Day 17 Leet code series, today we will be picking the problem Find First and Last Position of Element in Sorted Array (https://leetcode.com/problems/find-first-and-last-position-of-element-in-sorted-array/).

Given an array of integers nums sorted in non-decreasing order, find the starting and ending position of a given target value.

If target is not found in the array, return [-1, -1].

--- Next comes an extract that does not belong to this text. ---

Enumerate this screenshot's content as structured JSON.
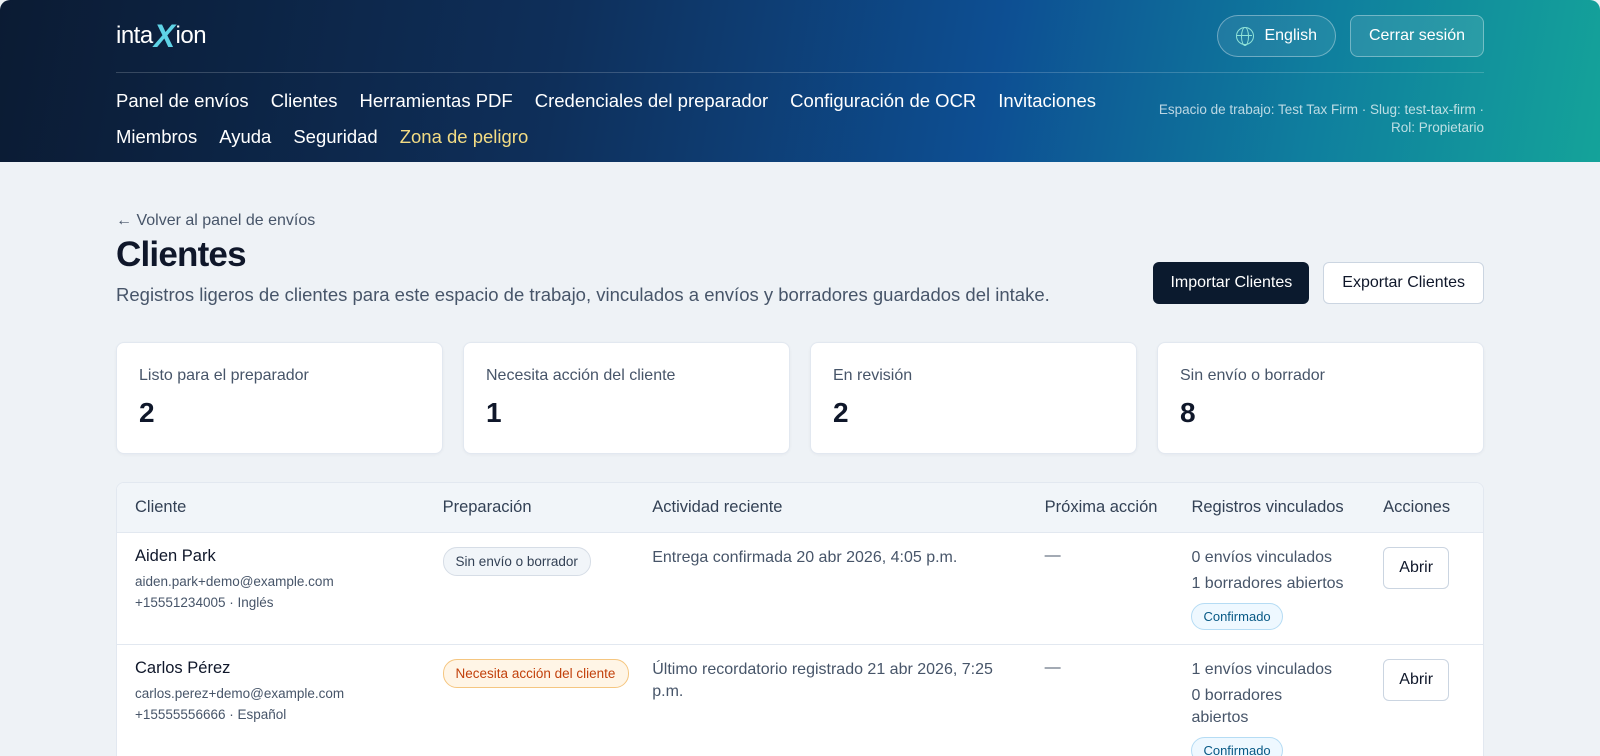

You must write an algorithm with O(log n) runtime complexity.

Example 1:

Input: nums = [5,7,7,8,8,10], target = 8
Output: [3,4]

Example 2:

Input: nums = [5,7,7,8,8,10], target = 6
Output: [-1,-1]

Example 3:

Input: nums = [], target = 0
Output: [-1,-1]

class Solution {
public:
    vector<int> searchRange(vector<int>& nums, int target) {
        int start = -1;
        int end = -1;
        int count = 0;
        vector<int> res;
        for(int i=0;i<nums.size();i++){
            if(nums[i] == target){
                count++;
                end = i;
            }
        }
        if(count){
            start = end - count + 1;
        }
        res.push_back(start);
        res.push_back(end); 
        return res;
    }
};

Explaination:

1. Just take start and end pointer.
2. If the nums[i] matches the target keep the count and end will the the end pos of the occurance.
3. Now to find start just subtract count from end and add 1 because indices are from 0.
4. Return the resulted array.